2 April 2014 | MartinHafer
Aside from a slightly overlong ending and preachy ending, a very good wartime propaganda film
"The Silver Fleet" is a reference to a fleet of Dutch ships that managed to score a huge victory over the Spanish back in 1628. Not only was this title used because the film was about the Dutch resistance to the Nazis, but because the anonymous leader of the resistance at the shipyards called himself Pieter Heyn--the man who commanded this Dutch fleet in the 17th century.
The film begins with the capitulation of the Dutch when they were invaded by the Germans in 1940. At that time, the head of a local Dutch shipyard, Jaap van Leyden (Ralph Richardson), was asked by the Nazis to re-open the yard and begin building ships for the Axis. Van Leyden realizes he really has no choice--the Nazis WILL begin building ships there. So, he agrees to run the shipyard for the Nazis and is outwardly a real Hitler-lover. However, his real plan is to use his position to vandalize the ships. But, because EVERYONE (including his own family) believes he's a collaborator, his life is very difficult. What acts of sabotage will this 'Pieter Heyn' perpetrate? See the film.

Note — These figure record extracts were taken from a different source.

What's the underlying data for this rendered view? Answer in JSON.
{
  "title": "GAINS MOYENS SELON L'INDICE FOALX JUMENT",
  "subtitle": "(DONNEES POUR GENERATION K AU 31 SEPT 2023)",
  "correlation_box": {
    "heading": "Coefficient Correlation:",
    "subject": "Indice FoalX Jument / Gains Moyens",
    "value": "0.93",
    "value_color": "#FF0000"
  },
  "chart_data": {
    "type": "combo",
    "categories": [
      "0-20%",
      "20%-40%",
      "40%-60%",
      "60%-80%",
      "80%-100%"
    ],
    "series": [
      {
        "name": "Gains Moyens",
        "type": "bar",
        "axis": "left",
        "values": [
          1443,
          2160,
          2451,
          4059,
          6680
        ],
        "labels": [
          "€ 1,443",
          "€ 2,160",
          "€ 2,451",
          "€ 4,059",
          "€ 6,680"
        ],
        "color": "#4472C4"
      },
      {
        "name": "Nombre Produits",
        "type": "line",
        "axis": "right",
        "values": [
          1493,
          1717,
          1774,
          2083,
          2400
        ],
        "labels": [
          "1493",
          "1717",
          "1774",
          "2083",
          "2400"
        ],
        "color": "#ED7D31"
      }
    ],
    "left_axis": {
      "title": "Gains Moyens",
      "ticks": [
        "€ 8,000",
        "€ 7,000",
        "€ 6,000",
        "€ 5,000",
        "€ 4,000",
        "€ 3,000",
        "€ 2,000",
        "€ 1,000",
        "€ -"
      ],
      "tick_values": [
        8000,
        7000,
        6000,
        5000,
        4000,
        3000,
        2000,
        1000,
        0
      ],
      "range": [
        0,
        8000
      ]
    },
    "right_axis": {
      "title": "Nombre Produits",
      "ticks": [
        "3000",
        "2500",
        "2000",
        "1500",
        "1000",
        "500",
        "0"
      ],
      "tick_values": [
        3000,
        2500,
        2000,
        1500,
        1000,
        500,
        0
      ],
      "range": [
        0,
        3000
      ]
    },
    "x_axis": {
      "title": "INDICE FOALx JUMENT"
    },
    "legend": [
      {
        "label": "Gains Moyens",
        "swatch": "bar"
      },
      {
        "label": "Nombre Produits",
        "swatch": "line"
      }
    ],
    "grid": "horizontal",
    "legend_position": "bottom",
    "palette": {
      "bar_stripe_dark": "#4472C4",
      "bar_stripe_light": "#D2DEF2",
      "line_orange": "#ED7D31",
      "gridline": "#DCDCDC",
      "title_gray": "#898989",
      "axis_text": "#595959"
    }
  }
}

I like the quiet nature of this movie. It is very patriotic but only at the end did it go overboard to sentimentality and ultra-patriotism. Up until then, it was a solid thriller and seemed very realistic. The end was good but his letter and the things leading up to it went on a bit too long--though this was the style during WWII--to make everything obvious and rousing. Had the ending been a bit more subdued, I think it would have aged a bit better. Still, Richardson and the rest were wonderful and the film kept my interest from start to finish.